The IFL has further sanitized the sport, replacing the cage with a roped boxing ring; making rounds four minutes instead of five; and banning elbow blows to the head.
But it remains a question whether fans who were drawn to the sport because of its extremely violent nature will accept the new format.
“I wouldn’t want to see it be cleaned up too much,” said Adria Battaglia, 33, a New York fan. “The endurance and pain that they show in the fights is part of the 'wow' that makes it mixed martial arts and not, say, kickboxing.”
Kurt Otto, one of the IFL’s co-founders, dismisses Battaglia’s concerns. The IFL will be successful because “people like to root for team sports, and for their own cities,” he said. “And competitors feel more obligated to really go for it because they aren’t going in there cautious, worried about a cut to the head.”
In the meantime, the Pitbulls, New York’s newest home team, are focusing on the fine points of taking out the likes of Rothwell, who had 11 knockouts in his first 17 fights.
On a wintry January afternoon, the five members of the Pitbulls, none dressed in any team garb, grappled with each other on mats in a gray basement studio inside a large Manhattan office building. A stray fighter was curled up on a wresting mat in a connected room, taking a nap.
Jerry Milani, an IFL spokesman, gestured toward the sweaty fighters who were paired off and throwing bare-fisted punches. "The IFL is on the side of caution," said Milani, cutting a strange figure in argyle socks--no shoes are allowed on the wrestling mats--and a button-down shirt. “We’ve only had five guys go to the hospital.”

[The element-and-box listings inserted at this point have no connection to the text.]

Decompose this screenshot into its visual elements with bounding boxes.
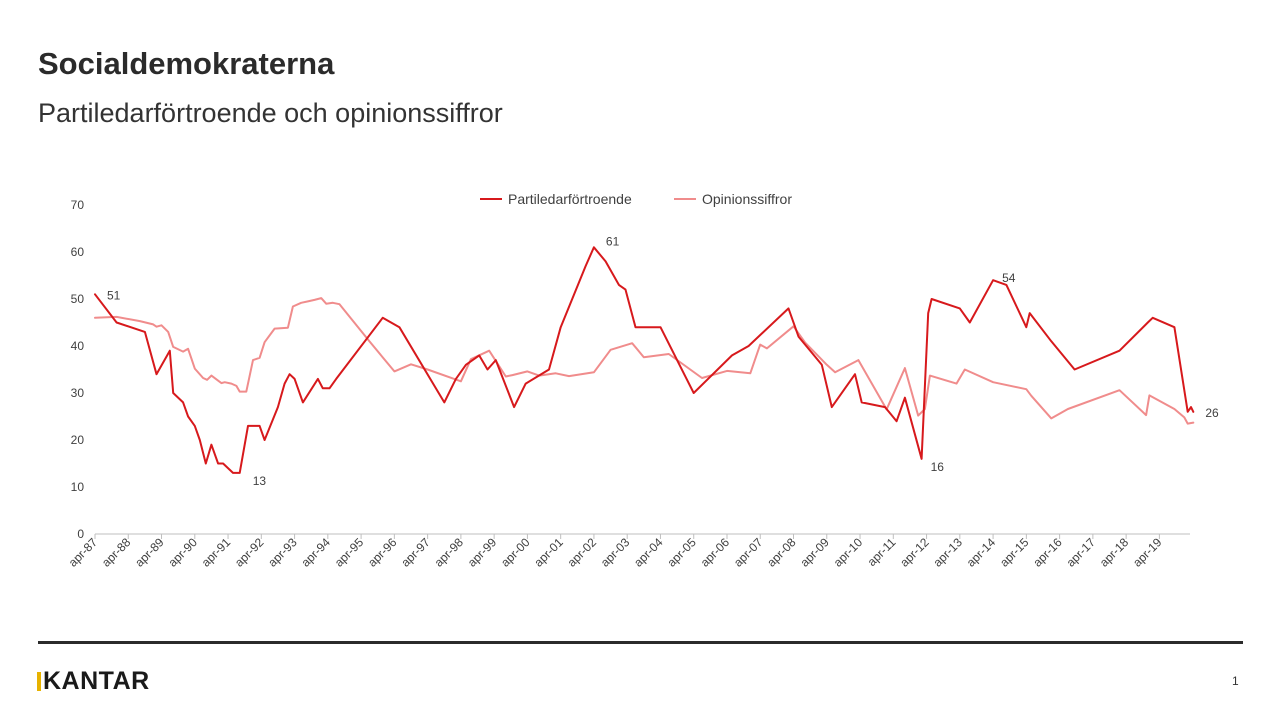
page-number: 1 [1232,674,1239,688]
x-tick-label: apr-04 [631,535,666,570]
y-axis-ticks: 0 10 20 30 40 50 60 70 [71,198,85,541]
x-tick-label: apr-18 [1097,535,1132,570]
legend-label: Opinionssiffror [702,191,792,207]
logo-text: KANTAR [43,667,150,695]
x-tick-label: apr-88 [99,535,134,570]
x-tick-label: apr-11 [865,535,899,569]
series-line-partiledarförtroende [94,246,1195,474]
x-tick-label: apr-03 [598,535,633,570]
x-tick-label: apr-06 [698,535,733,570]
data-label: 13 [253,474,267,488]
x-tick-label: apr-05 [664,535,699,570]
y-tick-label: 20 [71,433,85,447]
data-label: 26 [1205,406,1219,420]
kantar-logo: KANTAR [37,668,150,694]
x-tick-label: apr-07 [731,535,766,570]
y-tick-label: 70 [71,198,85,212]
x-tick-label: apr-90 [165,535,200,570]
y-tick-label: 10 [71,480,85,494]
x-tick-label: apr-08 [764,535,799,570]
x-tick-label: apr-98 [432,535,467,570]
slide-title: Socialdemokraterna [38,46,335,81]
x-tick-label: apr-13 [931,535,966,570]
data-label: 51 [107,288,121,302]
x-axis-ticks: apr-87apr-88apr-89apr-90apr-91apr-92apr-… [66,534,1165,570]
x-tick-label: apr-16 [1030,535,1065,570]
x-tick-label: apr-94 [299,535,334,570]
x-tick-label: apr-96 [365,535,400,570]
x-tick-label: apr-00 [498,535,533,570]
x-tick-label: apr-01 [531,535,566,570]
data-label: 16 [931,460,945,474]
x-tick-label: apr-12 [897,535,932,570]
line-chart: 0 10 20 30 40 50 60 70 apr-87apr-88apr-89apr-90… [66,191,1219,570]
x-tick-label: apr-97 [398,535,433,570]
x-tick-label: apr-15 [997,535,1032,570]
x-tick-label: apr-92 [232,535,267,570]
footer-divider [38,641,1243,644]
x-tick-label: apr-93 [265,535,300,570]
x-tick-label: apr-02 [565,535,600,570]
x-tick-label: apr-14 [964,535,999,570]
x-tick-label: apr-17 [1064,535,1099,570]
y-tick-label: 0 [77,527,84,541]
logo-accent-mark [37,671,41,691]
x-tick-label: apr-89 [132,535,167,570]
y-tick-label: 60 [71,245,85,259]
x-tick-label: apr-09 [797,535,832,570]
x-tick-label: apr-95 [332,535,367,570]
data-label: 61 [606,234,620,248]
y-tick-label: 30 [71,386,85,400]
x-tick-label: apr-91 [199,535,234,570]
legend: Partiledarförtroende Opinionssiffror [480,191,792,207]
y-tick-label: 40 [71,339,85,353]
x-tick-label: apr-10 [831,535,866,570]
slide-subtitle: Partiledarförtroende och opinionssiffror [38,98,503,128]
x-tick-label: apr-19 [1130,535,1165,570]
x-tick-label: apr-99 [465,535,500,570]
data-label: 54 [1002,271,1016,285]
series-layer [94,246,1195,474]
legend-label: Partiledarförtroende [508,191,632,207]
y-tick-label: 50 [71,292,85,306]
data-labels: 51 13 61 16 54 26 [107,234,1219,488]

With or without elbows, the sport remains dangerous, insists Lewis Rowland, editor of Neurology Today, a journal of the American Academy of Neurology. The small number of mixed martial arts fatalities so far--just one in the Ukraine--does not suggest that the sport is safe, he said, but rather reflects how few people are competing professionally. “Sooner or later more people will get killed from this,” he said.
But that hasn’t deterred the sport’s legions of young followers. Otto says there are some 30,000 martial arts schools in the United States training more than 4 million students in forms of mixed martial arts.
“It’s a runaway train,” he said. “We couldn’t stop it if we tried.”